Marko Lelov

Personal information
- Full name: Marko Lelov
- Date of birth: 21 November 1973 (age 52)
- Place of birth: Pärnu, then part of Estonian SSR, Soviet Union
- Height: 1.79 m (5 ft 10+1⁄2 in)
- Position: Midfielder

Senior career*
- Years: Team / Apps / (Gls)
- 1990–1992: Pärnu Kalakombinaat/MEK
- 1992–1995: Tervis Pärnu / 22 / (1)
- 1995–1996: Flora / 6 / (0)
- 1996–1997: Lelle / 13 / (0)
- 1997–2003: Tulevik / 120 / (12)
- 1997: → Nyköpings BIS (loan) / 8 / (0)
- 1998: → Vimmerby IF (loan)

International career
- 1995: Estonia U19 / 3 / (0)
- 1994–1995: Estonia U21 / 10 / (0)
- 1994–1995: Estonia / 3 / (0)

Managerial career
- 2004: Tulevik (assistant)
- 2004: Elva
- 2005–2010: Tulevik
- 2005: Estonia U21 (assistant)
- 2006–2007: Estonia U21
- 2009–2012: Estonia U21 (assistant)
- 2012–2013: Flora
- 2014: Estonia U18
- 2014–2016: Estonia U19
- 2014–2016: Pärnu Linnameeskond
- 2017: Vaprus

= Marko Lelov =

Estonian footballer

Marko Lelov (born 21 November 1973) is an Estonian football manager and former professional player.
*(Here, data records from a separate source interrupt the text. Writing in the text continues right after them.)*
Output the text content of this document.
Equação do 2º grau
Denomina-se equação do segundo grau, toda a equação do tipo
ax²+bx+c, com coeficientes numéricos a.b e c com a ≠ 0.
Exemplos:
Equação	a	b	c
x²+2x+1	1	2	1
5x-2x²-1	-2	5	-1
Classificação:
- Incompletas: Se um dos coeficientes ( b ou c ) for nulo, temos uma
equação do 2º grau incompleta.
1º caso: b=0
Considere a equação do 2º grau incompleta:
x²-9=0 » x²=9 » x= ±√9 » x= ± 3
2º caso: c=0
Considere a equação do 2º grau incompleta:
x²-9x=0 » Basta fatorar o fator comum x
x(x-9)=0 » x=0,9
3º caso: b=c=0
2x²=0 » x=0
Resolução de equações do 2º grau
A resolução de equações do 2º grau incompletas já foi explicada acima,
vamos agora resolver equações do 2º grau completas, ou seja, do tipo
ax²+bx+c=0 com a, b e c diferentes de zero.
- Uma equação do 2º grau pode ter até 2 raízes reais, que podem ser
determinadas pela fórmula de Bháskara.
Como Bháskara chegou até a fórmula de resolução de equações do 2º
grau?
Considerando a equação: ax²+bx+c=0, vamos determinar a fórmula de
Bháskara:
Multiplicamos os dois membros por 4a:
Lelov played as a midfielder for Pärnu Kalakombinaat/MEK, Tervis Pärnu, Flora, Lelle, Tulevik, Nyköpings BIS and Vimmerby IF, and made three appearances for the Estonia national team.

==International career==
Lelov made his debut for Estonia on 29 July 1994, in a 0–3 loss against Lithuania in a 1994 Baltic Cup match.